Sunday, March 6, 2022

Valid criticism or being negative? How Mrs. Brad and I watch sports

I treat sports like the athletes are deliberately trying to hurt me. Mrs. Brad treats sports like a family get-together.

Those differences may be due to our personalities and histories. They're possibly due to gender stereotypes: That men compartmentalize and women are more relationship-oriented.

But here's the fundamental problem: While watching my favorite teams, I criticize players. I expect the worst from them and often reference previous mistakes.

She considers me "negative" and will clap back when a criticized player does something well, insisting that I didn't believe in him.

I say I was just being honest.

She says I'm not being supportive.

And we keep watching the game.

I have a theory on why this happens, but it comes with spin to make me look more reasonable.

The theory: Like most sports fans, I have spent a lifetime being disappointed by my favorite teams. I love the Warriors, Giants and 49ers (in that order) and while they've all had championship runs, they– like virtually all teams – spend much more time being bad. Sometimes (Warriors) they were dreadful, sometimes (Giants) they occasionally got close enough to just break my heart.

(Note: The post-2010 championships of the Giants and Warriors have been thrilling. But all those titles came after a lifetime of disappointment. I was a fully formed fan before their glory days started.)

My hypothesis is I learned to protect myself against the inevitable heartbreak by expecting the worst. That means I frequently say things like, "Oh, this is going to be an excruciating loss" or "that mistake is going to cost them the game."

It's not being negative, it's being self-protective. (So I say.)

I also merely state facts. If Stephen Curry misses his first 10 shots, it's accurate to say he's having a terrible shooting night. When Jimmy Garoppolo throws high passes over the middle, it is correct to say that will lead to interceptions. When the Giants bring in a reliever and he walks the first two batters, it's valid to call that a terrible start. (So I say.)

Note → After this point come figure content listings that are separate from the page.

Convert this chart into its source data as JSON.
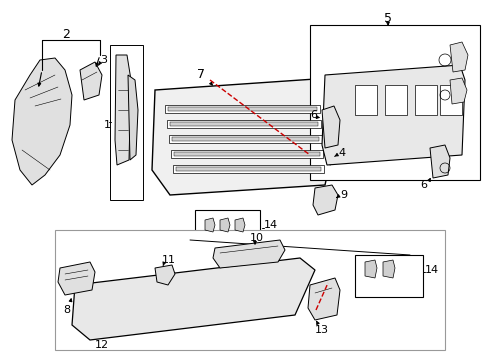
{
  "bg_color": "#ffffff",
  "line_color": "#000000",
  "red_color": "#cc0000",
  "gray_color": "#999999",
  "fig_width": 4.89,
  "fig_height": 3.6,
  "dpi": 100
}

Mrs. Brad sees it differently.

She's a legit sports fan – she grew up with a football-coach dad and married a sports writer, so you could say she had no option. That would ignore the fact that when I was a sportswriter, I would often come home from work to find her watching NBA playoff games. Last summer, she suddenly started watching five-hour daily broadcasts of the Tour de France and other European cycling races. She now has theories on what makes a great cycling team. She remembers NBA facts that I forget.

But to her, athletes – stars like Steph Curry, but even more so, role players for whom she develops a love (Marquese Chriss, Kirt Manwaring, Andris Biedrins) are friends or family and should always be supported.

If you like them, you shouldn't criticize them. To her, me griping about missed free throws by Andrew Wiggins is like me criticizing one of our sons.

When I grumble, "That's a terrible shot!" or bark, "throw a freaking strike!" she tells me to stop being negative. Ultimately, when another shot goes in or the pitcher gets out of the jam or the quarterback throws a touchdown pass, she tells me I didn't believe in them.

I say I believed in them. My criticism was valid! (So I say.)

We just see things differently. Like my love of early 1970s pop music. Or her enjoyment of "Project Runway." Or our differing opinions about yogurt.

As we near our 37th anniversary, the differences are what keep it interesting, I guess. But everything would be perfect if the Warriors would get into their offense quicker and Giants pitchers would throw strikes and the 49ers stopped committing pass interference penalties.